7.      A Literary Piscatory: Fish and Fishing in Morris's Literary Works (a: Early Writings; b: Middle Period Writings; c: Socialism and Angling; d: Late Romances)

For, as T. Westwood and T. Satchell flamboyantly declared in their Bibliotheca Piscatoria of 1883, ‘angling has become a force in literature, greater far than that of its kindred sports’. 

 

 

Friday, 18 December 2020

Towards the Proletarocene: New Initiatives for the Left

It’s good, in a variously dark time, to see the new Left initiatives that are under way all around us.  Salvage Magazine announces itself as a ‘journal of revolutionary arts and letters’, and features leading weird fiction writer China MiĆ©ville on its editorial board.  It is devoted to what it enigmatically terms ‘a communism of the ruins’, and its full manifesto (from which I have pinched the title of this post) appears from Verso in July 2021: The Tragedy of the Worker: Towards the Proletarocene, edited by Rosie Warren and others.

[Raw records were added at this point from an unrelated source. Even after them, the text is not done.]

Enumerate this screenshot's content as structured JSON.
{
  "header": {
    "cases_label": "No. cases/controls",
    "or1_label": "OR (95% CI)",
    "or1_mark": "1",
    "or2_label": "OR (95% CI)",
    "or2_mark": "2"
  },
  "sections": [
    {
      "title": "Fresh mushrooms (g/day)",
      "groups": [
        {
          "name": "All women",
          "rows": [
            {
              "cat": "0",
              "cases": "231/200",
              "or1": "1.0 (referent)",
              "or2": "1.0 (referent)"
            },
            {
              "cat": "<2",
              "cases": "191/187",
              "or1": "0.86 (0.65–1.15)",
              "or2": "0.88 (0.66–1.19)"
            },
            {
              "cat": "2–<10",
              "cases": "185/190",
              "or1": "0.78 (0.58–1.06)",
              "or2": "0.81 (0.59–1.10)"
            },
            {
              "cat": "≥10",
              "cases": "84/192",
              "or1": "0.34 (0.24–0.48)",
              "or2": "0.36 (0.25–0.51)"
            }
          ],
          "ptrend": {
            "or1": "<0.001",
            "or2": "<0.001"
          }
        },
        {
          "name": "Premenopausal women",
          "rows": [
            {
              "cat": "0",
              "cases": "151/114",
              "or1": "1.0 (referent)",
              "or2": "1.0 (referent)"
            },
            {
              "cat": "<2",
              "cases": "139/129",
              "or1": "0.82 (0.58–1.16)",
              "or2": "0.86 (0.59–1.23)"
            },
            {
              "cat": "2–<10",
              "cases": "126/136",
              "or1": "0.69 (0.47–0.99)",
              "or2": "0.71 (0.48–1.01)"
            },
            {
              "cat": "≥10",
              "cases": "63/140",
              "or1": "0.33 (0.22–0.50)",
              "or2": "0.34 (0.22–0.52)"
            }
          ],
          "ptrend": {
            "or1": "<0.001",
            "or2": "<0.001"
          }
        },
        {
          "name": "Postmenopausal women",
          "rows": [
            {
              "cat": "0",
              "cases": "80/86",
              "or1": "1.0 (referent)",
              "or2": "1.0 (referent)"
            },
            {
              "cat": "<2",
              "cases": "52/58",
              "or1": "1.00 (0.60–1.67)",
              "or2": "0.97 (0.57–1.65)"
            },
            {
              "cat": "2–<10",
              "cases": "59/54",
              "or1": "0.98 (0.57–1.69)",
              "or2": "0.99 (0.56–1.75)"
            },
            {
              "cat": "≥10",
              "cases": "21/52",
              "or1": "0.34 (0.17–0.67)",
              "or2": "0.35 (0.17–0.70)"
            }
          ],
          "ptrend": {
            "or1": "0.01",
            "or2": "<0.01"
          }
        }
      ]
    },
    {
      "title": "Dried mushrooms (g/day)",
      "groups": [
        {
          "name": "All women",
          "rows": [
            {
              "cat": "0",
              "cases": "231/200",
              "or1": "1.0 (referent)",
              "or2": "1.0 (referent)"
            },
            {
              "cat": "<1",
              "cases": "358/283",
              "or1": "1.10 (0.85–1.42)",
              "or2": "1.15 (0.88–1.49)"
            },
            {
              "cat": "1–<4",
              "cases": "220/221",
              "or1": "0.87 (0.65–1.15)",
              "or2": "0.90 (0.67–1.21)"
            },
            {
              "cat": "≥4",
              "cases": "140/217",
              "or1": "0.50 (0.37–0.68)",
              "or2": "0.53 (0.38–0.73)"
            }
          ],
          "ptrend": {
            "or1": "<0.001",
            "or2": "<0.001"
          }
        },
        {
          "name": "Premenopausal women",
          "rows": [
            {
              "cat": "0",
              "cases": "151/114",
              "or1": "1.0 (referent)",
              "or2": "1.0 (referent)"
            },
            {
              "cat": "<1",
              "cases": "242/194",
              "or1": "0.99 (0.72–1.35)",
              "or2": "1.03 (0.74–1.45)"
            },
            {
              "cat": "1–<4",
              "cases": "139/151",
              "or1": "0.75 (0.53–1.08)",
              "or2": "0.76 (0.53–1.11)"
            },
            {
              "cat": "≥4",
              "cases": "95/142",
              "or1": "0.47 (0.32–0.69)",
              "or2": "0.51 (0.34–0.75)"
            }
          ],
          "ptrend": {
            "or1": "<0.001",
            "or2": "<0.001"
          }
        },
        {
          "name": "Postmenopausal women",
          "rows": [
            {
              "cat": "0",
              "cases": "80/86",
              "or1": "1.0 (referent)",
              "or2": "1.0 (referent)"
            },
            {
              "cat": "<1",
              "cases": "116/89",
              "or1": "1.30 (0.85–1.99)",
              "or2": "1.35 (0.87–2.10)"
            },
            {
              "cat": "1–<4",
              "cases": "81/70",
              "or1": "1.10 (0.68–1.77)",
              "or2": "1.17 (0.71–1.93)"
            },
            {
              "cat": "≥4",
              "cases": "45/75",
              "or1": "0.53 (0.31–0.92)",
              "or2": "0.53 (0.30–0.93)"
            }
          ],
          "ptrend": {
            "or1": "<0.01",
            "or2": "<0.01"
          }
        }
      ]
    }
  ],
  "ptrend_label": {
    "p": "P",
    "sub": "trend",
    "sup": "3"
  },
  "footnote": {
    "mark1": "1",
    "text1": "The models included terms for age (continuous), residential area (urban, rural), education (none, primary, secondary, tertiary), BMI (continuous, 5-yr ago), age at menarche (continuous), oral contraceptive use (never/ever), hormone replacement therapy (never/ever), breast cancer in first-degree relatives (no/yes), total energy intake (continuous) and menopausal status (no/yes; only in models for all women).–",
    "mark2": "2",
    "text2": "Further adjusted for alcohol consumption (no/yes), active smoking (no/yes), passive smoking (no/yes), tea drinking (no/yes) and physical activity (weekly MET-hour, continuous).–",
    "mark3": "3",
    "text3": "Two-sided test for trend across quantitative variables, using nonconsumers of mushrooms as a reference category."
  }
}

Meantime, the Cambridge Marx Reading Group continues its good work and has, like so many other such projects, gone online during the Covid lockdowns.  You can, for example, chase up Cat Moir discussing Ernst Bloch’s utopian mode of Marxism on Youtube, under the aegis of this group.  Ruth Levitas has for a long time tried to make Bloch’s work count in William Morris circles, so the more we learn of it, the better.

And Jeremy Corbyn is launching a new online Peace and Justice movement in January 2021.  This initiative, of course, at once bears upon much wider political questions.  Whether there is any way back for Corbyn to the Labour Party whip, one may doubt.  Keir Starmer’s purge of the Left means that the conditions for a return of the whip to Corbyn are likely to be so onerous and humiliating that he couldn’t possibly accept them, which neatly gets rid of him (from a rightwing Starmeresque viewpoint, that is).

But getting rid of him thus might open opportunities to the rest of us – ‘us’ here being those who, like me, left Labour as the extent of the Starmer purge became clear (his early move against Rebecca Long-Bailey was the flashpoint in my case).  There appear to be something like fifty or sixty thousand of us now.  Corbyn’s leadership qualities are certainly mixed, but he is enough of a national figurehead to be probably the only person who could start a new political party to the left of Labour - an ‘Independent Labour Party’, to borrow Tariq Ali’s phrase here.  If a new formation of this kind could pull some existing leftwing MPs away from Starmer’s Labour and sign up most of the recently lapsed membership, it might well be a viable organisation for Left ideas and values.  As the Covid darkness of 2020 begins to cede to a hopefully brighter 2021, one can only hope, and, if Corbyn makes such a move, pitch in.